A&DS S01E08. Disjoint Sets

A&DS S01E08. Disjoint Sets

Brief Summary

This video by Pavel Mavrin explains the disjoint sets data structure, also known as the union-find data structure. It's a data structure that maintains a collection of disjoint sets, where each element belongs to exactly one set. The video covers the basic operations of union (joining two sets) and find (determining which set an element belongs to), along with different implementations and optimisations to improve performance. The key takeaways include understanding the basic implementation using arrays, optimising with lists to track elements in each set, and further optimising using trees and path compression for near-constant time operations.

  • Disjoint sets maintain a collection of sets where each element belongs to one set.
  • The two main operations are "union" (joining two sets) and "find" (finding the representative of a set).
  • Different implementations, including array-based, list-based, and tree-based, offer varying performance characteristics.
  • Optimisations like path compression and rank heuristics can significantly improve the efficiency of disjoint set operations.

Introduction to Disjoint Sets

The disjoint sets data structure, also known as the union-find data structure, is introduced.

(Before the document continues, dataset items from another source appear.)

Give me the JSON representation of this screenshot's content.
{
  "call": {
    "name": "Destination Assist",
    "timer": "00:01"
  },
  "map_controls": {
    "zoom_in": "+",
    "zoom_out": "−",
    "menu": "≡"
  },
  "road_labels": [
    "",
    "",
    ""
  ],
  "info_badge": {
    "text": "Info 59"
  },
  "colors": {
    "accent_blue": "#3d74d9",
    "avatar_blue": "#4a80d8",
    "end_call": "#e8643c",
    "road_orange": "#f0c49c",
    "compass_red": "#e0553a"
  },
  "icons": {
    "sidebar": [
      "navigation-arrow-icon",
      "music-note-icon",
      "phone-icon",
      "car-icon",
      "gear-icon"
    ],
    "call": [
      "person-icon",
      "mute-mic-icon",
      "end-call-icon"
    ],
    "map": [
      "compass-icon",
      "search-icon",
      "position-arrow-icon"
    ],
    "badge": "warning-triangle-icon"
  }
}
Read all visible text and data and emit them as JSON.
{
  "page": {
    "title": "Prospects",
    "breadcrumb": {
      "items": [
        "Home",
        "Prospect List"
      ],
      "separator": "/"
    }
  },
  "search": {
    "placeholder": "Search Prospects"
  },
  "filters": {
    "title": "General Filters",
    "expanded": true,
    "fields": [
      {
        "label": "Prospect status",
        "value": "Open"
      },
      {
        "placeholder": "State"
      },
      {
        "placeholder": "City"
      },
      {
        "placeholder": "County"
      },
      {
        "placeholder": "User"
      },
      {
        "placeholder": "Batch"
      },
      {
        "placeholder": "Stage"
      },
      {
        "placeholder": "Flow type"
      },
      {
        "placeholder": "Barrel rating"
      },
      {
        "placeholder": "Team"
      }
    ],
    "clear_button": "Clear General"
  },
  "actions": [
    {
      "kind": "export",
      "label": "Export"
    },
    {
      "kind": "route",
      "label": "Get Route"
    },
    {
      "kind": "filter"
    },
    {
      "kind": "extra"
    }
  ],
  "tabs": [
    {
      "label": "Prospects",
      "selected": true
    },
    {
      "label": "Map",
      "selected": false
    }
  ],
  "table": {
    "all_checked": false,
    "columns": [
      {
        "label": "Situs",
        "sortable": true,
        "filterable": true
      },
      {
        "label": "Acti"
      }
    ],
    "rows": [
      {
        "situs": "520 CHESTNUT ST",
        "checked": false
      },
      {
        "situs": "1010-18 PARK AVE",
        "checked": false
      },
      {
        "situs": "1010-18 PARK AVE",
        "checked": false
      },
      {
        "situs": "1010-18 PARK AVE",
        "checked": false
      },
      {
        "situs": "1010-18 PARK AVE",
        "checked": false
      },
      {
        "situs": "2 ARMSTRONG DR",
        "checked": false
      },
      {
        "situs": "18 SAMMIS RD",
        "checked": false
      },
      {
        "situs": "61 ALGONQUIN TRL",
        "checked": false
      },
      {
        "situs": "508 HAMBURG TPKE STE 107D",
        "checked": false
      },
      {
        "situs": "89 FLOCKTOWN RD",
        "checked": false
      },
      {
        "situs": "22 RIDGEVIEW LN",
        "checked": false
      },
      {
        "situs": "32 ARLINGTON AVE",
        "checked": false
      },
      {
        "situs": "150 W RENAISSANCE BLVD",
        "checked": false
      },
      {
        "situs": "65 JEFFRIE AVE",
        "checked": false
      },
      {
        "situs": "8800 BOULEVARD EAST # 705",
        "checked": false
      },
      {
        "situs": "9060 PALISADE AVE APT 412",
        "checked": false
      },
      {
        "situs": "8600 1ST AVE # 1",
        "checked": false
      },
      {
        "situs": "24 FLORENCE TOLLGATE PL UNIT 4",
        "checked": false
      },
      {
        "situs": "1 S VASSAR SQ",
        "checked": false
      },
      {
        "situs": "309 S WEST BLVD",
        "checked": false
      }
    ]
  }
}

It's noted that while it might seem simple, it's surprisingly important in many algorithms, especially graph algorithms which will be discussed in the third semester. The primary function of this data structure is to maintain a collection of elements grouped into disjoint sets, where each element belongs to exactly one set.

Basic Operations: Union and Find

The two fundamental operations for disjoint sets are union and find. The union operation takes two elements, x and y, and merges the sets containing these elements into a single set. The find operation, given an element x, returns the representative element of the set that x belongs to. To simplify the find operation, each set has a designated representative element, and the find function returns this representative.

Simple Array-Based Implementation

A basic implementation of disjoint sets using an array p is discussed. In this implementation, p[x] stores the representative of the set containing element x. The find operation simply looks up the representative in the array, taking constant time. The union operation involves finding the representatives of the two sets and then iterating through the array to update the representatives of all elements in one set to the representative of the other set, resulting in a linear time complexity of O(n).

Optimization with Lists

An optimisation is introduced to improve the union operation by maintaining a list of elements for each representative. Instead of iterating through all elements in the array, the union operation iterates only over the elements in the smaller set, updating their representatives and moving them to the list of the larger set. While this optimisation can still have a linear time complexity in the worst case, it improves the overall performance by reducing the number of iterations.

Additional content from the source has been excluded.